The second method, which has become the current standard, is to use encapsulation. This involves mounting the aluminum encapsulation directly to the top of the pool wall during construction. After it has been secured to the pool wall, the concrete coping (or stone, brick, etc.) is poured directly on top to lock it in place. The side of the encapsulation that faces the water will remain visible after the coping has been installed. It includes an open channel where the cover track will be positioned during the installation of the cover system. The cover track can be installed or removed from the encapsulation as needed.
This method allows the cover track to be built into the pool’s side wall. It is largely hidden from view to provide an integrated look around the pool. Encapsulation is available in different options to accommodate different pool types (e.g. fibreglass, vinyl liner, or gunite).
A recessed-top guide automatic cover system is similar to the above in that the drive mechanism is also mounted below grade in a cover box. However, the location for the placement of the top-guide track is what sets this system apart. While the under-guide track is mounted beneath the coping, the top-guide track is located outside the pool perimeter.
There are two options for the installation of this system as well. A standard top-guide track can be mounted directly on top of the pool deck. It is a low-profile track approximately 13- to 15-mm (0.5- to 0.625-in.) thick and rounded on the edges to provide a clean look.
The second option is to use a recessed track. This track is mounted along the sides of the pool before the pool deck is poured, and positioned at the correct height so it will be flush with the top of the finished pool deck. Because this track system sits outside the pool perimeter, it is a great option when installing an automatic safety cover on a freeform pool.
When installing a recessed top-guide system, however, it is important to note the cover will operate under more stress as it is being pulled over the concrete deck. It takes little effort to move a cover across the water as in the case of an under-guide cover system, but when the cover is being pulled across the pool deck, it will have much more resistance. Therefore, to minimize this resistance, the amount of deck the cover will be pulled across should be less than 10 per cent of the cover’s total size. To help accomplish this, the cover tracks should be located within 76.2 to 102 mm (3 to 4 in.) from the pool’s edge when possible.
If the positioning of the guides is more than 10 per cent of the size of the cover, blowers can be installed to help the cover operate more smoothly. A blower will create a cushion of air for the cover to ride on, instead of dragging across the pool deck. The number of blowers, and their positioning, will depend on the cover size and the amount of pool deck it will be moved across.
Deck mount systems are made specifically for existing pools. In this case, both the drive mechanism and the standard top-guide cover track are mounted on the pool deck.

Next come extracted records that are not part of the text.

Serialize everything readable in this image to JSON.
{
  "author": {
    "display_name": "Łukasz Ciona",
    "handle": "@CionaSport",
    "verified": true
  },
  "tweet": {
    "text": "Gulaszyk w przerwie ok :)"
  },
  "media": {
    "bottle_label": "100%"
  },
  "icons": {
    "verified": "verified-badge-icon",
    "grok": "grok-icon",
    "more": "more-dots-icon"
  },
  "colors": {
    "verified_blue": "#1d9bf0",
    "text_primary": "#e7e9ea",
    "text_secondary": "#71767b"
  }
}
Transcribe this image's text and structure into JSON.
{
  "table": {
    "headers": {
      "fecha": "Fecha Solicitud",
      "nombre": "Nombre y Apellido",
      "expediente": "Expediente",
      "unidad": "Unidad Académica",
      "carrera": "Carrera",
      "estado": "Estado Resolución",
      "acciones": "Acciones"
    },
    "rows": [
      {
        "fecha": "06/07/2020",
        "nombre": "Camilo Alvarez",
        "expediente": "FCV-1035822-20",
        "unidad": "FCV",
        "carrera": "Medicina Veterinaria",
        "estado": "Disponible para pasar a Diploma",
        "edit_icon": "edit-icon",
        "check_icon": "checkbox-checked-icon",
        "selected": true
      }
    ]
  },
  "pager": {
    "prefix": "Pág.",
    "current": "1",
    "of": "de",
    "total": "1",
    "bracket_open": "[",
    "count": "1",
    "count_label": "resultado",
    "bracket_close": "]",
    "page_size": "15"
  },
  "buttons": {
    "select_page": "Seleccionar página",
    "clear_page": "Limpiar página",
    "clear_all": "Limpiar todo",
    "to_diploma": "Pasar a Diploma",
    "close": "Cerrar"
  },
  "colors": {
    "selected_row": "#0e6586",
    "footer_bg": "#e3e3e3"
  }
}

This is the same standard top-guide track that can be used with recessed top-guide systems.
For deck mount installations, a bench can be built to cover the drive mechanism to protect it from the elements, while also providing seating for those enjoying the pool.
Very little renovation work is required when installing an automatic cover system on an existing pool. Essentially, electrical wiring will need to be run to the drive mechanism so a control switch can be mounted on the side of the bench. However, if a homeowner is willing to do more renovation, the pool deck can be saw-cut to allow a cover box to be installed below grade, moving the system from a deck-mount application to a recessed top-guide system.
When the drive mechanism is located below grade in a cover box, there are different lid options that can be used to enclose the cover box and provide protection for the drive mechanism. These can be as simple as a hinged aluminum lid that sits on top of the finished pool deck or a concrete walk-on lid that blends in with the rest of the pool coping.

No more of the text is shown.